Postwar security sector reform should account for the risk of military politicization by all political actors in Syria, not just the Ba’ath party.
As the ten-year anniversary of the Syrian conflict’s onset approaches, discussions on Tawazun and elsewhere have stressed the need to prioritize security sector reform in postwar Syria. Commentators highlight the professionalization and de-politicization of the Syrian military as key objectives for maintaining peace and charting a robust democratic trajectory. Such concerns are warranted given the military’s decades-long loyalty to the Ba’athist ruling political order of President Bashar al-Assad, buttressed by the predominance of the Alawite sect and rampant cronyism across the top brass. Intuitively, it appears that security sector reformers should approach de-politicization by curbing Ba’athist influence in the ranks.
Security sector reform should also address the risk of military politicization by Syria’s other political actors. A polarized postwar environment and the integration of armed factions into the national military threatens soldiers’ ability to remain nonpartisan. Political actors previously active during the conflict will have incentives to politicize former allies in the military. These conditions reflect civil-military struggles in postcolonial Syria, which saw civilian parliamentarians actively politicize the army. Thus, promoting the military’s de-politicization in postwar Syria requires addressing the role statesmen play in factionalizing the armed forces.
Following independence from France, soldiers entered Syrian politics as factionalized allies of disgruntled civilian partisans rather than as a monolith. Political discourse polarized over issues of economic distribution and Pan-Arab unity, fomenting bitter rivalries. As a result, party leaders of all stripes, from Social Nationalists to Arab Socialist Ba’athists, created political alliances with soldiers to supplant their rivals through coups d’état. This included courting like-minded officers or encouraging partisans to infiltrate military academies and enlist in the armed forces. Civilian-military coalitions quickly became the driver of regime change and formation and even gave rise to the Ba’athist ruling political order today. As statesmen factionalized, their rivalries splintered the military and invited soldiers into politics. Ultimately, prospects for democracy and civilian rule collapsed.
Political alliances between soldiers and statesmen will remain a very real risk in postwar Syria, particularly if similar conditions resurface. A political transition will emerge in a highly polarized environment, especially if it results in the reintroduction of a pluralistic system with opposition parties. As political stakeholders such as former armed groups develop political fronts, questions over reparations, reconstruction, and other sociopolitical issues could deepen communal cleavages already exacerbated by the conflict. Sensitive matters such as transitional justice and accountability for wartime atrocities will likely split former opponents, placing postwar elites in an even more polarized environment than their postcolonial predecessors. In addition, the relative infancy of institutions and democratic norms could prompt disgruntled civilian parliamentarians to knock on the barracks’ doors to remove their rivals.
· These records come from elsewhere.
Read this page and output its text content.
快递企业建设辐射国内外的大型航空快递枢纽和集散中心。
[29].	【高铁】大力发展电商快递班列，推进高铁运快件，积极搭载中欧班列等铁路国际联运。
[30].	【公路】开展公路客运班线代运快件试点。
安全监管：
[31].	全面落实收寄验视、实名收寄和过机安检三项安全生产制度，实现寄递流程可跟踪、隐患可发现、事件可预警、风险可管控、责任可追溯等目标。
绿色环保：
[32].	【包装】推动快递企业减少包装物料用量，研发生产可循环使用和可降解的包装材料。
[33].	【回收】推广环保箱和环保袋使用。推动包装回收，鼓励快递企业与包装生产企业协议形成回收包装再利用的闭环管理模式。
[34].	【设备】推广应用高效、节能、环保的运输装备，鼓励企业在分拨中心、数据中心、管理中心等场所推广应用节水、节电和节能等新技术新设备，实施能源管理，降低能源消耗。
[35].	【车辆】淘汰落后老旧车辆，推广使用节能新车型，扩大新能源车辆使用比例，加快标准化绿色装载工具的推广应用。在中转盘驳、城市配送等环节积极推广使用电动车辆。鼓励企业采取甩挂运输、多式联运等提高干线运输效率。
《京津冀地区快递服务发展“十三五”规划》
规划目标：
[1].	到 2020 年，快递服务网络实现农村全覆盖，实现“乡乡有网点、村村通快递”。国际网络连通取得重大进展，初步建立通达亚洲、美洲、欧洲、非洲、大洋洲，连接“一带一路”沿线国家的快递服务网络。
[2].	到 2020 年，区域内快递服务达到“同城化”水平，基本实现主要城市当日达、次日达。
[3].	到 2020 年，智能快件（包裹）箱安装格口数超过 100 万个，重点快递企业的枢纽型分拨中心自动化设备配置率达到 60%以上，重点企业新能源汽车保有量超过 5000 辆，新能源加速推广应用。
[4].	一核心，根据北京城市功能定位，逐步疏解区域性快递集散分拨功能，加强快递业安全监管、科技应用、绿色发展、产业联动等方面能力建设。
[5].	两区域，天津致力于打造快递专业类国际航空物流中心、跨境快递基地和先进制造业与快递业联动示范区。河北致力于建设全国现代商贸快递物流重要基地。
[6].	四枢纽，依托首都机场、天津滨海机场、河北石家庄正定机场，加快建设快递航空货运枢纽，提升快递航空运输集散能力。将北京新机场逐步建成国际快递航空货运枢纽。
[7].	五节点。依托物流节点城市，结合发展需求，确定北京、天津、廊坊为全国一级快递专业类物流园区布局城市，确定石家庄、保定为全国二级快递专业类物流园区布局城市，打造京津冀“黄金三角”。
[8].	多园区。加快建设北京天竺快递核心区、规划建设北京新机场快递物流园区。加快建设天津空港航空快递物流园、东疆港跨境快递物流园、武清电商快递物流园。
Collusion between soldiers and statesmen will also be exacerbated given the potential integration of armed factions into the military. Following the conflict’s onset in 2011, preexisting political parties, such as the Syrian Social Nationalists, developed military wings to serve as private armies that advanced partisan interests, be it for or against Assad. Other armed actors, such as Syria’s Tomorrow movement, have also developed political fronts to operate at the local level, in hopes of maintaining a political stake in the postwar period.
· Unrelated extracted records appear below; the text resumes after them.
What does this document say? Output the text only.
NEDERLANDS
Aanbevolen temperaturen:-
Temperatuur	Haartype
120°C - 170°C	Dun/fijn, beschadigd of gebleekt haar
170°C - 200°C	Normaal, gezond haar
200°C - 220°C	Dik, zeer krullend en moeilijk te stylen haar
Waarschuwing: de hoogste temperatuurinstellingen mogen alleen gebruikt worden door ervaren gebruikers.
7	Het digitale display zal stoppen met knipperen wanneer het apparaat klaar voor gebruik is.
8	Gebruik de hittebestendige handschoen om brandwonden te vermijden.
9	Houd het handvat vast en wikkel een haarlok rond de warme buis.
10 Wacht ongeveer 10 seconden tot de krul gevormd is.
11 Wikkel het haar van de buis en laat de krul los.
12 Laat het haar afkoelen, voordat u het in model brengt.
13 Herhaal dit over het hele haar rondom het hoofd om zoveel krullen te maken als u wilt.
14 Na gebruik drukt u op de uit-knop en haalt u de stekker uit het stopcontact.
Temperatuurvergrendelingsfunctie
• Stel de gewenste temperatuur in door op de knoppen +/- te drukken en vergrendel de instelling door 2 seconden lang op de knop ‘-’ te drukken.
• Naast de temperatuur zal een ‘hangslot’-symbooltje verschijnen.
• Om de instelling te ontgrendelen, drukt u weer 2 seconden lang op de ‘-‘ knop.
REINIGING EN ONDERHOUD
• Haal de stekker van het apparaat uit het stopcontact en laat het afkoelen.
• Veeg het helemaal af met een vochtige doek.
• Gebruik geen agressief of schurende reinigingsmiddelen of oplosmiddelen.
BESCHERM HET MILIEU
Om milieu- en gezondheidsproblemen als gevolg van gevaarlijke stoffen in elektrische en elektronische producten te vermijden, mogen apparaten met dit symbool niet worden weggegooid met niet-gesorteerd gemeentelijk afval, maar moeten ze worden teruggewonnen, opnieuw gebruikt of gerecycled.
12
This presents a dual issue for stability and military politicization in postwar Syria. The presence of partisan militias following a political transition threatens any tangible peace process. However, if such factions are integrated into the military to prevent militia politics, ties between party leaders and soldiers will persist in the postwar period, making collusion a viable option and undermining the military’s ability to stay above political discourse.
Such ties could override the attachment that former armed partisans have to the national armed forces given that military professionalism takes time to foster. If party leaders revisit their former allies within the military, factionalized civilian-military coalitions will resurface. Syrian history illustrates the threat this poses for civilian rule. Civilian Ba’athist leaders Michel Aflaq and Salah al-Din al-Bitar relied on their military allies to seize power in 1963 only to be ousted by those same comrades three years later. By 1970, Ba’athist soldiers had consolidated power, sparking an era of institutionalized military rule.
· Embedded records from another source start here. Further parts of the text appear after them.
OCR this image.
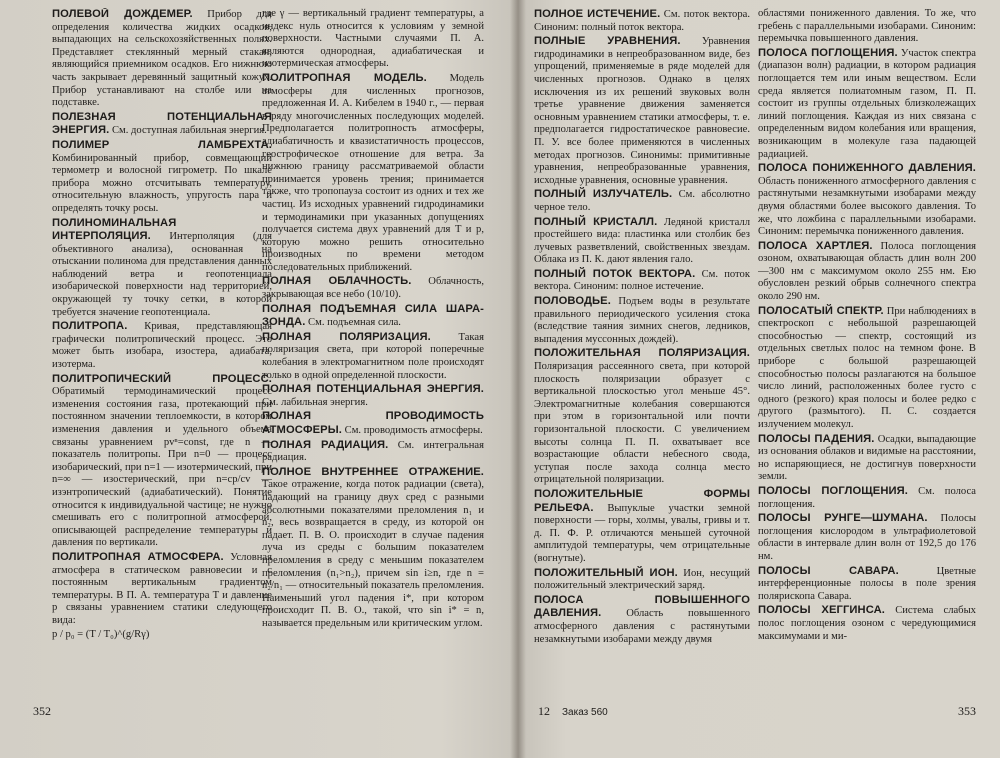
ПОЛЕВОЙ ДОЖДЕМЕР. Прибор для определения количества жидких осадков, выпадающих на сельскохозяйственных полях. Представляет стеклянный мерный стакан, являющийся приемником осадков. Его нижнюю часть закрывает деревянный защитный кожух. Прибор устанавливают на столбе или на подставке.

ПОЛЕЗНАЯ ПОТЕНЦИАЛЬНАЯ ЭНЕРГИЯ. См. доступная лабильная энергия.

ПОЛИМЕР ЛАМБРЕХТА. Комбинированный прибор, совмещающий термометр и волосной гигрометр. По шкале прибора можно отсчитывать температуру, относительную влажность, упругость пара и определять точку росы.

ПОЛИНОМИНАЛЬНАЯ ИНТЕРПОЛЯЦИЯ. Интерполяция (для объективного анализа), основанная на отыскании полинома для представления данных наблюдений ветра и геопотенциала изобарической поверхности над территорией, окружающей ту точку сетки, в которой требуется значение геопотенциала.

ПОЛИТРОПА. Кривая, представляющая графически политропический процесс. Это может быть изобара, изостера, адиабата, изотерма.

ПОЛИТРОПИЧЕСКИЙ ПРОЦЕСС. Обратимый термодинамический процесс изменения состояния газа, протекающий при постоянном значении теплоемкости, в котором изменения давления и удельного объема связаны уравнением pvⁿ=const, где n — показатель политропы. При n=0 — процесс изобарический, при n=1 — изотермический, при n=∞ — изостерический, при n=cp/cv — изэнтропический (адиабатический). Понятие относится к индивидуальной частице; не нужно смешивать его с политропной атмосферой, описывающей распределение температуры и давления по вертикали.

ПОЛИТРОПНАЯ АТМОСФЕРА. Условная атмосфера в статическом равновесии и с постоянным вертикальным градиентом температуры. В П. А. температура T и давление p связаны уравнением статики следующего вида:

p / p₀ = (T / T₀)^(g/Rγ)

где γ — вертикальный градиент температуры, а индекс нуль относится к условиям у земной поверхности. Частными случаями П. А. являются однородная, адиабатическая и изотермическая атмосферы.

ПОЛИТРОПНАЯ МОДЕЛЬ. Модель атмосферы для численных прогнозов, предложенная И. А. Кибелем в 1940 г., — первая в ряду многочисленных последующих моделей. Предполагается политропность атмосферы, адиабатичность и квазистатичность процессов, геострофическое отношение для ветра. За нижнюю границу рассматриваемой области принимается уровень трения; принимается также, что тропопауза состоит из одних и тех же частиц. Из исходных уравнений гидродинамики и термодинамики при указанных допущениях получается система двух уравнений для T и p, которую можно решить относительно производных по времени методом последовательных приближений.

ПОЛНАЯ ОБЛАЧНОСТЬ. Облачность, закрывающая все небо (10/10).

ПОЛНАЯ ПОДЪЕМНАЯ СИЛА ШАРА-ЗОНДА. См. подъемная сила.

ПОЛНАЯ ПОЛЯРИЗАЦИЯ. Такая поляризация света, при которой поперечные колебания в электромагнитном поле происходят только в одной определенной плоскости.

ПОЛНАЯ ПОТЕНЦИАЛЬНАЯ ЭНЕРГИЯ. См. лабильная энергия.

ПОЛНАЯ ПРОВОДИМОСТЬ АТМОСФЕРЫ. См. проводимость атмосферы.

ПОЛНАЯ РАДИАЦИЯ. См. интегральная радиация.

ПОЛНОЕ ВНУТРЕННЕЕ ОТРАЖЕНИЕ. Такое отражение, когда поток радиации (света), падающий на границу двух сред с разными абсолютными показателями преломления n₁ и n₂, весь возвращается в среду, из которой он падает. П. В. О. происходит в случае падения луча из среды с большим показателем преломления в среду с меньшим показателем преломления (n₁>n₂), причем sin i≥n, где n = n₂/n₁ — относительный показатель преломления. Наименьший угол падения i*, при котором происходит П. В. О., такой, что sin i* = n, называется предельным или критическим углом.

352

ПОЛНОЕ ИСТЕЧЕНИЕ. См. поток вектора. Синоним: полный поток вектора.

ПОЛНЫЕ УРАВНЕНИЯ. Уравнения гидродинамики в непреобразованном виде, без упрощений, применяемые в ряде моделей для численных прогнозов. Однако в целях исключения из их решений звуковых волн третье уравнение движения заменяется основным уравнением статики атмосферы, т. е. предполагается гидростатическое равновесие. П. У. все более применяются в численных методах прогнозов. Синонимы: примитивные уравнения, непреобразованные уравнения, исходные уравнения, основные уравнения.

ПОЛНЫЙ ИЗЛУЧАТЕЛЬ. См. абсолютно черное тело.

ПОЛНЫЙ КРИСТАЛЛ. Ледяной кристалл простейшего вида: пластинка или столбик без лучевых разветвлений, свойственных звездам. Облака из П. К. дают явления гало.

ПОЛНЫЙ ПОТОК ВЕКТОРА. См. поток вектора. Синоним: полное истечение.

ПОЛОВОДЬЕ. Подъем воды в результате правильного периодического усиления стока (вследствие таяния зимних снегов, ледников, выпадения муссонных дождей).

ПОЛОЖИТЕЛЬНАЯ ПОЛЯРИЗАЦИЯ. Поляризация рассеянного света, при которой плоскость поляризации образует с вертикальной плоскостью угол меньше 45°. Электромагнитные колебания совершаются при этом в горизонтальной или почти горизонтальной плоскости. С увеличением высоты солнца П. П. охватывает все возрастающие области небесного свода, уступая после захода солнца место отрицательной поляризации.

ПОЛОЖИТЕЛЬНЫЕ ФОРМЫ РЕЛЬЕФА. Выпуклые участки земной поверхности — горы, холмы, увалы, гривы и т. д. П. Ф. Р. отличаются меньшей суточной амплитудой температуры, чем отрицательные (вогнутые).

ПОЛОЖИТЕЛЬНЫЙ ИОН. Ион, несущий положительный электрический заряд.

ПОЛОСА ПОВЫШЕННОГО ДАВЛЕНИЯ. Область повышенного атмосферного давления с растянутыми незамкнутыми изобарами между двумя

областями пониженного давления. То же, что гребень с параллельными изобарами. Синоним: перемычка повышенного давления.

ПОЛОСА ПОГЛОЩЕНИЯ. Участок спектра (диапазон волн) радиации, в котором радиация поглощается тем или иным веществом. Если среда является полиатомным газом, П. П. состоит из группы отдельных близколежащих линий поглощения. Каждая из них связана с определенным видом колебания или вращения, возникающим в молекуле газа падающей радиацией.

ПОЛОСА ПОНИЖЕННОГО ДАВЛЕНИЯ. Область пониженного атмосферного давления с растянутыми незамкнутыми изобарами между двумя областями более высокого давления. То же, что ложбина с параллельными изобарами. Синоним: перемычка пониженного давления.

ПОЛОСА ХАРТЛЕЯ. Полоса поглощения озоном, охватывающая область длин волн 200—300 нм с максимумом около 255 нм. Ею обусловлен резкий обрыв солнечного спектра около 290 нм.

ПОЛОСАТЫЙ СПЕКТР. При наблюдениях в спектроскоп с небольшой разрешающей способностью — спектр, состоящий из отдельных светлых полос на темном фоне. В приборе с большой разрешающей способностью полосы разлагаются на большое число линий, расположенных более густо с одного (резкого) края полосы и более редко с другого (размытого). П. С. создается излучением молекул.

ПОЛОСЫ ПАДЕНИЯ. Осадки, выпадающие из основания облаков и видимые на расстоянии, но испаряющиеся, не достигнув поверхности земли.

ПОЛОСЫ ПОГЛОЩЕНИЯ. См. полоса поглощения.

ПОЛОСЫ РУНГЕ—ШУМАНА. Полосы поглощения кислородом в ультрафиолетовой области в интервале длин волн от 192,5 до 176 нм.

ПОЛОСЫ САВАРА. Цветные интерференционные полосы в поле зрения полярископа Савара.

ПОЛОСЫ ХЕГГИНСА. Система слабых полос поглощения озоном с чередующимися максимумами и ми-

12 Заказ 560	353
Tackling military politicization, particularly during a political transition, must extend beyond undoing Ba’athist influence. Stakeholders besides Ba’athist powerbrokers have the ability to politicize the armed forces, specifically if their former allies fill the ranks. Policymakers should prioritize a disarmament, demobilization, and reintegration plan that integrates former partisan fighters into civilian life. This means that military wings must disband, a strategy only possible if partisan fighters secure a future as civilian members of the population. Policymakers must also prioritize educating statesmen on the norms of military professionalism. Ensuring a nonpartisan military and a stable future requires statesmen and soldiers alike to commit to a vision without factionalism.
Salah Ben Hammou is a PhD student in Security Studies at the University of Central Florida.